Samedi 6 septembre, Darwin


Hier, on m’a fait regarder un film pour que je comprenne le monde.

Le Cauchemar de Darwin.

Ce film a eu du succès, à ce qu’on m’a dit. Ca ne m’étonne pas tellement. Votre énorme inquiétude autour de la nourriture a dû jouer. C'est le règne de l'œsophage. Il y a même des jeunes filles qui ne veulent plus se nourrir. Peut-être qu’elles se sentent coupables, et ne veulent plus exister. J’ai du mal à comprendre, à vrai dire, cette coutume.

Mon ami Rose, qui m’héberge, après avoir vu ce film, a bien failli tomber dans son frigidaire. Il avait faim. Curieusement. Et il m’a forcé à regarder ensuite une émission sur les enfants malades de la nourriture. Des femmes aux maris muets parlaient de leur angoisse à nourrir leur progéniture.

Il me semble que bien des choses naturelles sont source d’angoisse ici. Je ne sais pas ce qu’est exactement l’angoisse. Mais plus on apprend aux gens à respirer, à faire l’amour, à accoucher, à dormir, à marcher, à rire, plus ils angoissent. Voilà le phénomène. Qu’est ce qui a pu se produire pour que les gens d’ici ne sachent plus rien faire ?

Le titre du film, surtout, m’a paru curieux. Si c’est là le cauchemar de Darwin, ce n’est pas le seul, enfin je crois. J’ai rencontré des gens qui ont vécu un autre cauchemar, dicté par un homme très pâle, comment s’appelait-il, déjà ? Il portait une étrange moustache carrée et fine... J’ai une mémoire d’oiseau.

Je crois que ce Darwin ne serait pas étonné par ce film, enfin, excepté le fait qu’il n’ait pas connu le cinéma et les airbus. Je crois qu’il n’avait pas besoin d’aller chercher très loin dans son inconscient pour s’affliger -si toutefois il était homme à s’affliger- de la « barbarie des hommes », comme on dit par ici.

« S'il existe des peuples assez sauvages pour ne jamais songer à s'occuper de l'hérédité des caractères chez les descendants de leurs animaux domestiques, il se peut toutefois qu'un animal qui leur est particulièrement utile soit plus précieusement conservé pendant une famine, ou pendant les autres accidents auxquels les sauvages sont exposés, et que, par conséquent, cet animal de choix laisse plus de descendants que ses congénères inférieurs.
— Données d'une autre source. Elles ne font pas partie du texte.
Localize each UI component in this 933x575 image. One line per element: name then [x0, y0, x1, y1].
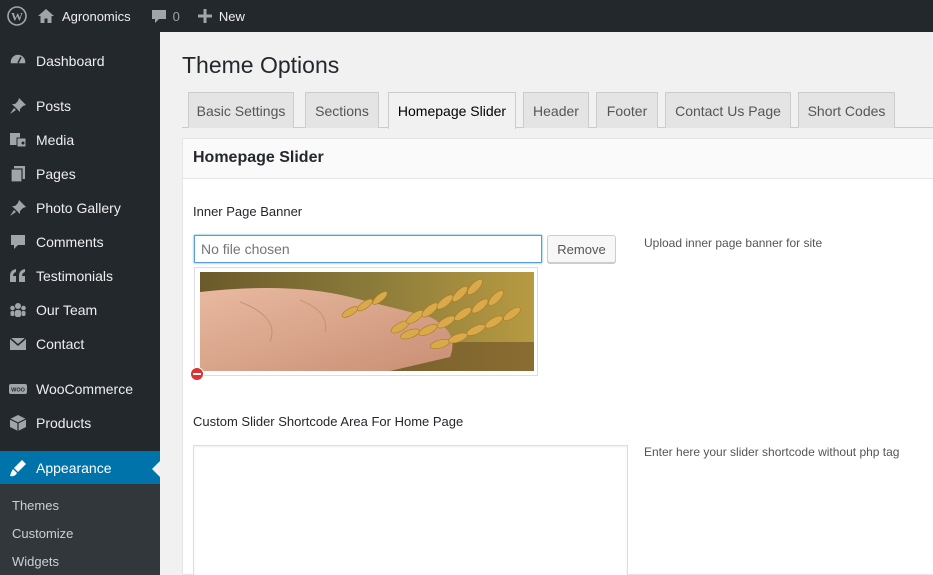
media-icon — [0, 130, 36, 150]
remove-image-icon[interactable] — [190, 367, 204, 381]
tab-short-codes[interactable]: Short Codes — [798, 92, 895, 128]
sidebar-item-contact[interactable]: Contact — [0, 327, 160, 361]
woo-icon: WOO — [0, 379, 36, 399]
svg-text:W: W — [11, 10, 23, 24]
email-icon — [0, 334, 36, 354]
tab-contact-us-page[interactable]: Contact Us Page — [665, 92, 791, 128]
sidebar-item-our-team[interactable]: Our Team — [0, 293, 160, 327]
sidebar-item-appearance[interactable]: Appearance — [0, 451, 160, 485]
sidebar-item-posts[interactable]: Posts — [0, 89, 160, 123]
new-label: New — [218, 8, 245, 24]
sidebar-item-woocommerce[interactable]: WOO WooCommerce — [0, 372, 160, 406]
sidebar-item-label: Appearance — [36, 460, 112, 476]
site-name-link[interactable]: Agronomics — [35, 0, 139, 32]
comments-link[interactable]: 0 — [143, 0, 188, 32]
pin-icon — [0, 96, 36, 116]
tab-header[interactable]: Header — [523, 92, 589, 128]
tab-footer[interactable]: Footer — [596, 92, 658, 128]
banner-image — [200, 272, 534, 371]
sidebar-item-label: WooCommerce — [36, 381, 133, 397]
sidebar-item-label: Contact — [36, 336, 85, 352]
comments-count: 0 — [172, 8, 180, 24]
submenu-item-widgets[interactable]: Widgets — [12, 554, 59, 569]
admin-bar: W Agronomics 0 New — [0, 0, 933, 32]
sidebar-item-comments[interactable]: Comments — [0, 225, 160, 259]
pin-icon — [0, 198, 36, 218]
sidebar-item-label: Testimonials — [36, 268, 114, 284]
comment-icon — [0, 232, 36, 252]
sidebar-item-products[interactable]: Products — [0, 406, 160, 440]
remove-button[interactable]: Remove — [547, 235, 616, 263]
wordpress-icon: W — [7, 6, 27, 26]
comment-bubble-icon — [151, 9, 166, 23]
tab-sections[interactable]: Sections — [305, 92, 379, 128]
sidebar-item-label: Pages — [36, 166, 76, 182]
inner-page-banner-label: Inner Page Banner — [193, 204, 303, 219]
sidebar-item-label: Comments — [36, 234, 104, 250]
shortcode-description: Enter here your slider shortcode without… — [644, 445, 900, 459]
dashboard-icon — [0, 51, 36, 71]
svg-text:WOO: WOO — [11, 388, 25, 394]
quote-icon — [0, 266, 36, 286]
home-icon — [38, 9, 54, 23]
admin-sidebar: Dashboard Posts Media Pages Photo Galler… — [0, 32, 160, 575]
groups-icon — [0, 300, 36, 320]
submenu-item-customize[interactable]: Customize — [12, 526, 73, 541]
plus-icon — [197, 9, 212, 23]
sidebar-item-label: Posts — [36, 98, 72, 114]
submenu-item-themes[interactable]: Themes — [12, 498, 59, 513]
slider-shortcode-textarea[interactable] — [193, 445, 628, 575]
shortcode-area-label: Custom Slider Shortcode Area For Home Pa… — [193, 414, 464, 429]
page-title: Theme Options — [182, 52, 340, 78]
banner-description: Upload inner page banner for site — [644, 236, 823, 250]
brush-icon — [0, 458, 36, 478]
banner-file-field[interactable] — [194, 235, 542, 263]
tab-homepage-slider[interactable]: Homepage Slider — [388, 92, 516, 129]
site-name: Agronomics — [62, 8, 131, 24]
sidebar-item-label: Products — [36, 415, 92, 431]
sidebar-item-label: Our Team — [36, 302, 98, 318]
box-icon — [0, 413, 36, 433]
sidebar-item-label: Photo Gallery — [36, 200, 121, 216]
sidebar-item-label: Media — [36, 132, 75, 148]
appearance-submenu: Themes Customize Widgets — [0, 484, 160, 575]
banner-preview — [194, 267, 538, 376]
sidebar-item-photo-gallery[interactable]: Photo Gallery — [0, 191, 160, 225]
sidebar-item-media[interactable]: Media — [0, 123, 160, 157]
new-content-button[interactable]: New — [190, 0, 253, 32]
pages-icon — [0, 164, 36, 184]
sidebar-item-dashboard[interactable]: Dashboard — [0, 44, 160, 78]
panel-header: Homepage Slider — [183, 139, 933, 179]
sidebar-item-testimonials[interactable]: Testimonials — [0, 259, 160, 293]
panel-title: Homepage Slider — [193, 149, 324, 166]
wordpress-logo-button[interactable]: W — [0, 0, 35, 32]
tab-basic-settings[interactable]: Basic Settings — [188, 92, 294, 128]
sidebar-item-label: Dashboard — [36, 53, 105, 69]
sidebar-item-pages[interactable]: Pages — [0, 157, 160, 191]
settings-tabs: Basic Settings Sections Homepage Slider … — [182, 92, 933, 129]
Dans ce cas, il en résulte une sorte de sélection inconsciente. Les sauvages de la Terre de Feu eux-mêmes attachent une si grande valeur à leurs animaux domestiques, qu'ils préfèrent, en temps de disette, tuer et dévorer les vieilles femmes de la tribu, parce qu'ils les considèrent comme beaucoup moins utiles que leurs chiens. »

Vous êtes horrifiés? pas Charles. Charles observait, voilà tout, la nature des choses. Ici, on prête à certains morts un angélisme qui frôle le merveilleux. Aux siècles antérieurs aussi, d’ailleurs, et aux tribus lointaines, simples et braves par delà la modernité délétère des grandes villes. Il faudra que je me penche là-dessus.